Back in her flat, Fiona decided what she must do. The watch she had inadvertently let into her life was counting down the days to her death. Laconically, she recalled a Jehovah’s Witness school friend remarking on the futility of celebrating birthdays. ‘You pass your death day every year without even knowing,” the girl had said, “so why waste time celebrating your birthday?”

The memory set Fiona thinking. It was a good point. People couldn’t know the day they would die. Unless, that is, they had already decided on the date they would leave this world.

A few minutes’ keyboard-bashing yielded the contact details of Exit, the voluntary euthanasia society. Not caring about the international call rates, Fiona dialled and was soon connected. The retired Australian doctor who headed up the organisation explained that he couldn’t give Fiona the names of patients who wanted, with good reason, to end their lives, but he could, if Fiona agreed, give her contact details to such patients, who might or might not choose to contact her. Fiona agreed.


By the end of their half-hour phone conversation, Fiona felt she had known Rosemary Grant for years. Rosemary was a victim of metastasised stage four ovarian cancer, with no hope of recovery. Her doctor had told her she could only offer pain management and palliative care until nature took its course. For a woman with only days to live, Rosemary had sounded remarkably normal.

On Friday, 20th September, 2024, Fiona and Rosemary had their first and last meeting. Over the five months of their telephone relationship, Fiona came to know every detail of Rosemary’s illness, the ups and downs, the roller coaster of desolation and hope, and the final acceptance of the inevitable.

The fateful conversation happened in a nondescript branch of Starbucks in central London. Fiona and Rosemary had sat at a round wooden table, surrounded by those oblivious of their co-customer’s dire situation, equally reticent of whatever problems they themselves were navigating. Rosemary had spoken of her daily, unrelenting pain. Fiona had disclosed her privileged access, as CEO of a cyber security firm, through a client in Switzerland, to the access codes for the newly-invented Sarco suicide capsule, which allowed terminally ill patients to end their lives painlessly and quickly, by flooding a small capsule with nitrogen gas. They would fall asleep and pass away without further suffering, losing consciousness in seconds, dead within minutes.

From her last conversation with Francis Tomlinson about the haunted retrograde watch, it was clear to Fiona that she was on borrowed time.

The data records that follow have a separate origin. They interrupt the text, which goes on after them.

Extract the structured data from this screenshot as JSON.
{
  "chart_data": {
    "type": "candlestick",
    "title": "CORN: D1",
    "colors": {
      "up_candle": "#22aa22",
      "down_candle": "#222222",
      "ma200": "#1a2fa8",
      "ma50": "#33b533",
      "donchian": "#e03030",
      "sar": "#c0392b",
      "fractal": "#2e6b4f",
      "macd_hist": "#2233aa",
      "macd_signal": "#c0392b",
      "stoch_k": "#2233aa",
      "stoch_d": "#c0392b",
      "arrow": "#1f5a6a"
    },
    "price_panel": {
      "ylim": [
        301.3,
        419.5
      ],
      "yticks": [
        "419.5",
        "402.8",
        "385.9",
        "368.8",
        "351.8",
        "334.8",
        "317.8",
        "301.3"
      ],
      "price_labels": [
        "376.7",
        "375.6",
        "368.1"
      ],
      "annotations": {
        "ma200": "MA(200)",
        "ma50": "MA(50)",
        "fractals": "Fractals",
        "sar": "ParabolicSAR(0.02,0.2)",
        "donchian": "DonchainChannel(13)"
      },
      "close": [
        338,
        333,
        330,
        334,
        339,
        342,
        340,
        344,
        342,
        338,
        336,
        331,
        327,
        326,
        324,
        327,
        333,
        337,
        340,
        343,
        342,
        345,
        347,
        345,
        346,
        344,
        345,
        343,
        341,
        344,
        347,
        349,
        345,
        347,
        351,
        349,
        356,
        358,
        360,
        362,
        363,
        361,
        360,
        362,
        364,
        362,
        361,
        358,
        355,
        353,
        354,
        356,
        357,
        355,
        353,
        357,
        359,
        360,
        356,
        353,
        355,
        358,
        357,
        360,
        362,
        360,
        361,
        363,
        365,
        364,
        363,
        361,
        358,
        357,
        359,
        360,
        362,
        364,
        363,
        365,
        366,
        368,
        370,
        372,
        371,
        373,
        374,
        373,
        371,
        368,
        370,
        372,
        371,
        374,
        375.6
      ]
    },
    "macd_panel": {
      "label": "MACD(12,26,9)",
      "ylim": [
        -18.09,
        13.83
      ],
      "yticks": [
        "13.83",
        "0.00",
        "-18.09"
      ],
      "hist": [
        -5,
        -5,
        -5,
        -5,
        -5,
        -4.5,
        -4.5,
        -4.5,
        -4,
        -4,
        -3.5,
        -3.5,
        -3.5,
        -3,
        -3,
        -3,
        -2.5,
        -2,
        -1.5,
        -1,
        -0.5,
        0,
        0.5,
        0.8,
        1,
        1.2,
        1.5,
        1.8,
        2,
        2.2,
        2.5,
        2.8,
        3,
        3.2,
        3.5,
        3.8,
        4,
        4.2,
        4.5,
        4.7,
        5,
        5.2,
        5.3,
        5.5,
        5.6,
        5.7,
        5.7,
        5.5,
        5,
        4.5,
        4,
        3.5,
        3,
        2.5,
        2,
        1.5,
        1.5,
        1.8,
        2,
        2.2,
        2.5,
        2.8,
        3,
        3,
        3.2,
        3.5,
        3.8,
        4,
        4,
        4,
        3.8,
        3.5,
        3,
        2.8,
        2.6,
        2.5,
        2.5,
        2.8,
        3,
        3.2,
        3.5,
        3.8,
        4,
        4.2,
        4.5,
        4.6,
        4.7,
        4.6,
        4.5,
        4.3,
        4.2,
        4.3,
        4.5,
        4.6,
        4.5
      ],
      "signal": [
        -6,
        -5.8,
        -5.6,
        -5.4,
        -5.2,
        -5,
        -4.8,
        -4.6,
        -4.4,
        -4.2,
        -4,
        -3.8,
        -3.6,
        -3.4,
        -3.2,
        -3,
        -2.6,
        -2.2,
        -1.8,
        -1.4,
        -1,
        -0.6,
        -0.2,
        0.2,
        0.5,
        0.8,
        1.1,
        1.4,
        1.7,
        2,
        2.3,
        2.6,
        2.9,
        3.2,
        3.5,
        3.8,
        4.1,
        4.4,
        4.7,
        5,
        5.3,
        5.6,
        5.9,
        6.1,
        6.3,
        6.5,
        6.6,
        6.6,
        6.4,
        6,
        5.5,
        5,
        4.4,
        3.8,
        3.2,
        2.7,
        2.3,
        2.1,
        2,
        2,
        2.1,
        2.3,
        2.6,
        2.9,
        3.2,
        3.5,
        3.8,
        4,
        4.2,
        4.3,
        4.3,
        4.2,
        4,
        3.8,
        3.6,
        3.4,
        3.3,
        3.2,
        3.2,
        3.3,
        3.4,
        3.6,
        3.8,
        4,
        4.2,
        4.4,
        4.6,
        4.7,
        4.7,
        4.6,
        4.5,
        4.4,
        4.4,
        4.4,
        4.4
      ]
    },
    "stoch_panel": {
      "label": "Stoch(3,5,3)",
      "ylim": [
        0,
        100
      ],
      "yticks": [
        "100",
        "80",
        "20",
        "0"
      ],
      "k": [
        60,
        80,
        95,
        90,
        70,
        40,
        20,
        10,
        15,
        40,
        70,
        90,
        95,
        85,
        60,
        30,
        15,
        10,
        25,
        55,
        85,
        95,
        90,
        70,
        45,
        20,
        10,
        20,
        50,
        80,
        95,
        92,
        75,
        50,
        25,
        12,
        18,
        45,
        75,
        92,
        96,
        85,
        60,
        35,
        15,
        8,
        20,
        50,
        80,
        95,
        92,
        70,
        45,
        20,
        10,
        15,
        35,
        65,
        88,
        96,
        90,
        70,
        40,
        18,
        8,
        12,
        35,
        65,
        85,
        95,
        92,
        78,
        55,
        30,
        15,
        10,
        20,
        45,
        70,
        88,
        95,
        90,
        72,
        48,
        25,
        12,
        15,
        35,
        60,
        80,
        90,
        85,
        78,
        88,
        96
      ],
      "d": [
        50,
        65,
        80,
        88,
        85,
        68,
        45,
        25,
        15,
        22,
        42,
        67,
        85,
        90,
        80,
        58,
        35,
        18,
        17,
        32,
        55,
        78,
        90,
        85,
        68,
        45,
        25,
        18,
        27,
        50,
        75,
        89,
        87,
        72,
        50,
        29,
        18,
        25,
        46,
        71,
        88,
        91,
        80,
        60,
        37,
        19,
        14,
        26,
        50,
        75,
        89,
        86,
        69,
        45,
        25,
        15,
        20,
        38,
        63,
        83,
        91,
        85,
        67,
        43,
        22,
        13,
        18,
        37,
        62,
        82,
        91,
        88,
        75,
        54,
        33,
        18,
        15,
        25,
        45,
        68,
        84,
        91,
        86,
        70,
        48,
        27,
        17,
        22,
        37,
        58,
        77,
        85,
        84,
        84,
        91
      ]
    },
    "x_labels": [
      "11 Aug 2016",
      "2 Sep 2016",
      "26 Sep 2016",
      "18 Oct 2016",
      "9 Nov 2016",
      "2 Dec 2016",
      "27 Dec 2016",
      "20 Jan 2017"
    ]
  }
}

The rhyme Tomlinson had read to her indicated that her only option was to palm the watch off onto someone else. Really, there was only one candidate who had nothing to lose.

Rosemary agreed straight away, embracing Fiona, their tears wetting each other’s cheeks. Fiona gave Rosemary the information she needed, and the deal was sealed.

Fiona Trelawney lived to be ninety-four years old. For the rest of her days, she never removed Rosemary’s picture from beneath her pillow.